一方、無限連帯責任を導入すべきとした主な意見は「①税理士法人が基本的には合名会社法制を基礎としており、個人色の強いもの(税理士の集合体)と考えるならば、あるいは納税者の有利性を考えるならば全社員の無限連帯責任とすべきである」「②税理士の公共的使命から考えて、納税者に対する責任は重くあるべきである」「③業務の性格上、法人の資産は乏しいと考えられることから、一部有限責任ではかえって納税者保護の強化につながらない」「④税理士相互がお互いに業務を組織的に監視することが可能となり、税理士業務の執行の誤りなどについての事前抑止が可能となる」「⑤無限連帯責任制を導入すれば、巨大な税理士法人の出現や従たる事務所の拡散について抑制の機能が働く。」などであった。
税理士法人制度が誕生し20年超が経ち、当時の税理士会が想定していた未来とは違った環境になっていることであろう。
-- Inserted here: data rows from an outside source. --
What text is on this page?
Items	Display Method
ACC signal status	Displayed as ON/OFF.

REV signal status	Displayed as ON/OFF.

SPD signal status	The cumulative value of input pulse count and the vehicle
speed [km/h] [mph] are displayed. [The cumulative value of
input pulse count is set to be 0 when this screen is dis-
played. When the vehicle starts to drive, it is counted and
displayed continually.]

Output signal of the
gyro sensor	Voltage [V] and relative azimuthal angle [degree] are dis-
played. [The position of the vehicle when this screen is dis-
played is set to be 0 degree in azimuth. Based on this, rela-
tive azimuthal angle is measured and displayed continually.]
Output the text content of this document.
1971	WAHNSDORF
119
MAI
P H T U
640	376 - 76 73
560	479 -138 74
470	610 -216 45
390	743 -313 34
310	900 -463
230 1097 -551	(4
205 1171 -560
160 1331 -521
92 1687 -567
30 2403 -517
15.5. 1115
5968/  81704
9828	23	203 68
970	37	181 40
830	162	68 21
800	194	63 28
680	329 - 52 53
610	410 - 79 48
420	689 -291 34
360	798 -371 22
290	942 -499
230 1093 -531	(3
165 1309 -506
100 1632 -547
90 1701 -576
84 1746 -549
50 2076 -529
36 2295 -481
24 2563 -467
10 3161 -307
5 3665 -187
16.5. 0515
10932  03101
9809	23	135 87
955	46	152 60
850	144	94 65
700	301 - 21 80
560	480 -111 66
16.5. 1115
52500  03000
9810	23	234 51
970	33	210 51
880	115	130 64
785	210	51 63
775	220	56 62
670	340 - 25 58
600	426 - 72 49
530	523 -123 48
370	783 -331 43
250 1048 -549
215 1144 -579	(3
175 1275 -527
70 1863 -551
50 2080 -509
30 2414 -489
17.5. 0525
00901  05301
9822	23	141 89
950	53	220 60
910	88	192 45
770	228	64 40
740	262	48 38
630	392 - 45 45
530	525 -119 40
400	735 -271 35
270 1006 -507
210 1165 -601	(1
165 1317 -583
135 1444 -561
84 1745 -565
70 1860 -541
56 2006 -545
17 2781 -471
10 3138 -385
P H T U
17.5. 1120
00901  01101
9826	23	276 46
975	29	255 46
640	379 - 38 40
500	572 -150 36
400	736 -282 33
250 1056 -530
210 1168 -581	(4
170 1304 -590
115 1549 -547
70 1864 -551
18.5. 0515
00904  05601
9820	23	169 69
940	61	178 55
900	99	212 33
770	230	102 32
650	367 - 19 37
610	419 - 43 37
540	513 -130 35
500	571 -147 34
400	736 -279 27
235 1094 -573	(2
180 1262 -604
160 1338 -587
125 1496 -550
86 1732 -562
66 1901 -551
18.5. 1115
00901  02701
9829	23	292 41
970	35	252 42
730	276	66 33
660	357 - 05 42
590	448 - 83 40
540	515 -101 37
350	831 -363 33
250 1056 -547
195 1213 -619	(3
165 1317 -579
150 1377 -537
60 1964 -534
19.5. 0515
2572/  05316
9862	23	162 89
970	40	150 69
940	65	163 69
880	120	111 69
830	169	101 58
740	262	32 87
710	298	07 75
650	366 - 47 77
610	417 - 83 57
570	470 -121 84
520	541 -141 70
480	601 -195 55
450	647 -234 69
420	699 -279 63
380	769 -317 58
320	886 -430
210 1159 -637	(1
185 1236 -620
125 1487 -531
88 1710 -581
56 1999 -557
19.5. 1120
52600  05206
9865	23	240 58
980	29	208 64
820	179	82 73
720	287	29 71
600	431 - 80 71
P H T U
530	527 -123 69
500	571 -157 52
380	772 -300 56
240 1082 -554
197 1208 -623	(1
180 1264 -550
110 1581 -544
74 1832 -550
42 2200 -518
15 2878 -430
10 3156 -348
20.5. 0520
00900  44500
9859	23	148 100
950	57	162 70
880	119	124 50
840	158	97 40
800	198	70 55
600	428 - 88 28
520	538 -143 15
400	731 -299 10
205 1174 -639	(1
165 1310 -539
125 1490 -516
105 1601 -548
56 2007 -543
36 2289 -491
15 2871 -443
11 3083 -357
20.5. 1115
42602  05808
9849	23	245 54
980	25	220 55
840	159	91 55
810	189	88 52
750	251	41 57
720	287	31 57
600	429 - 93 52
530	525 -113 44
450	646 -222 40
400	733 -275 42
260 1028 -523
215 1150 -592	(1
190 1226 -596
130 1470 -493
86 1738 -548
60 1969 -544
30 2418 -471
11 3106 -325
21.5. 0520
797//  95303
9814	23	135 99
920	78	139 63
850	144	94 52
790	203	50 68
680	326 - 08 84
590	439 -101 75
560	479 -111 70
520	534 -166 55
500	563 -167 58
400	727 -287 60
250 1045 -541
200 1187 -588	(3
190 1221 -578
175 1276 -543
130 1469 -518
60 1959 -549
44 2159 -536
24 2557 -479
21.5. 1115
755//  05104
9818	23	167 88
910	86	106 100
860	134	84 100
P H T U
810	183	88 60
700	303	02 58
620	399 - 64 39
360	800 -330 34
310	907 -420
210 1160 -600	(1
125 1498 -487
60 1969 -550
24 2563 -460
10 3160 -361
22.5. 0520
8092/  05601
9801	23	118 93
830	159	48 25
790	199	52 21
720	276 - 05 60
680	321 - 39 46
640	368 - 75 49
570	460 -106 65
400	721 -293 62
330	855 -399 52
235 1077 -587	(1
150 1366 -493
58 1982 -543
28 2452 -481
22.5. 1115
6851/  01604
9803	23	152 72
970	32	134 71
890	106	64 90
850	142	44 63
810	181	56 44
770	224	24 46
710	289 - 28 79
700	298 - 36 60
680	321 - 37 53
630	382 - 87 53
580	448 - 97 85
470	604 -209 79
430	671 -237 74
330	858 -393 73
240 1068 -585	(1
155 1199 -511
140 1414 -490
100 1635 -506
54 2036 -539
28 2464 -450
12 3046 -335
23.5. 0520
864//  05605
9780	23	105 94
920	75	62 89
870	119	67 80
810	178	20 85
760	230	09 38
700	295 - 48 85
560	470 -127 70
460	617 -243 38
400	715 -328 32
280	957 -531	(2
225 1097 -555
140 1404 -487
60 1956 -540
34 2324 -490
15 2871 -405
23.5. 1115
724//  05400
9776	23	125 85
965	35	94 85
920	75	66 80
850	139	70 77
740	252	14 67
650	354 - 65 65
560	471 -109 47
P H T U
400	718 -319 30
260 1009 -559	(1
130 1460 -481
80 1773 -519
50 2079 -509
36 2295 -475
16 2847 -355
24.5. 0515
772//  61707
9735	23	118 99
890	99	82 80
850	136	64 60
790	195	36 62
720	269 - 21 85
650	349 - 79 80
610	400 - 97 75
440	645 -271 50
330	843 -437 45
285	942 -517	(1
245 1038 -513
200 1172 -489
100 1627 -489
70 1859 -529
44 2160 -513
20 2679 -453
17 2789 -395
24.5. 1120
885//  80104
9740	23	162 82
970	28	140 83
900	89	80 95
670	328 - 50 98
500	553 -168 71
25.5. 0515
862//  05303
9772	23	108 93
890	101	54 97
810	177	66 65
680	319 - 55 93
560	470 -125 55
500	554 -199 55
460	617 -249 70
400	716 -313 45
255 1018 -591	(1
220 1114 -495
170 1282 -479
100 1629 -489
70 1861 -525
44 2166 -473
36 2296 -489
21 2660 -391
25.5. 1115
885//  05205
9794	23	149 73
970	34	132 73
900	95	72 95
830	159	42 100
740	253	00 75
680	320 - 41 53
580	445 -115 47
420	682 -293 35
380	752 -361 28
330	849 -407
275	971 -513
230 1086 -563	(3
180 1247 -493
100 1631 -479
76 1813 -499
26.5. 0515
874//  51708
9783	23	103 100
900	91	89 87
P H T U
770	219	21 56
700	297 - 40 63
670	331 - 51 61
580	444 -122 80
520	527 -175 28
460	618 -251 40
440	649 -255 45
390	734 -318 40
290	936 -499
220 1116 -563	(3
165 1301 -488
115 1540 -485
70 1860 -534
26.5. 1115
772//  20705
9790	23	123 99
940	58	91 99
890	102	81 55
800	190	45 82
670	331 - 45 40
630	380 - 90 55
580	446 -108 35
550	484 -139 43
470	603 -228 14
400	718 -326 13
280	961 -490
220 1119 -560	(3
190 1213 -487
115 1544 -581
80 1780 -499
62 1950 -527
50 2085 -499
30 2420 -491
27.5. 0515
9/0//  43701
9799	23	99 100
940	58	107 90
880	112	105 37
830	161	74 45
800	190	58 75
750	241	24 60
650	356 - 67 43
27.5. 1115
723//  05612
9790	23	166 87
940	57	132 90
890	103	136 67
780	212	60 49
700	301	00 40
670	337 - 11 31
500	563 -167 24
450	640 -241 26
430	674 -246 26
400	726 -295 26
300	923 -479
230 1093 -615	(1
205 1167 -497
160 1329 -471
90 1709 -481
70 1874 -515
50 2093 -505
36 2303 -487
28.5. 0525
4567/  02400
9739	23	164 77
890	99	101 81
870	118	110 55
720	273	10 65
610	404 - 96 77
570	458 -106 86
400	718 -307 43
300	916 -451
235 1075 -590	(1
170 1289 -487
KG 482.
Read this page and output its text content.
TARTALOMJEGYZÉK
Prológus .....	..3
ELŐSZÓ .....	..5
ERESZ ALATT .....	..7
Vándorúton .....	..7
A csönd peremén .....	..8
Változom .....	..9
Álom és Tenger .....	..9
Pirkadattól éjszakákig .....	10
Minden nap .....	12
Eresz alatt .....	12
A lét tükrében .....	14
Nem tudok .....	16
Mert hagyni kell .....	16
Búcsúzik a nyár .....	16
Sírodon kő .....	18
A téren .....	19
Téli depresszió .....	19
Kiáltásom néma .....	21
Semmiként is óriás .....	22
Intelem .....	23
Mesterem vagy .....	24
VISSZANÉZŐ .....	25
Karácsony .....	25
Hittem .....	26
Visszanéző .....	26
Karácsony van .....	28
「社員の責任」の在り方について会員間でも意見が分かれるところであろうかと思うが、これだけ多くの会員が法人に従事していることを踏まえれば、次期税理士法改正の際に検証を進めるべきではないかと思う。
もう一点の議論となっているのが「一人税理士法人」である。この議論においてもやはり会員間では意見が分かれることになろう。
将来の税理士制度を考えるうえで、納税者保護の観点は当然に必要になるわけであるが、一方で、私たち税理士が業務をしやすくなるような環境を作っていくことも大事な視点となる。このバランスをどのような形で保ち、制度設計を行っていくべきなのか。税理士法人制度については、他士業の制度も参考に再考すべき時期が来ているのではないかと感じる。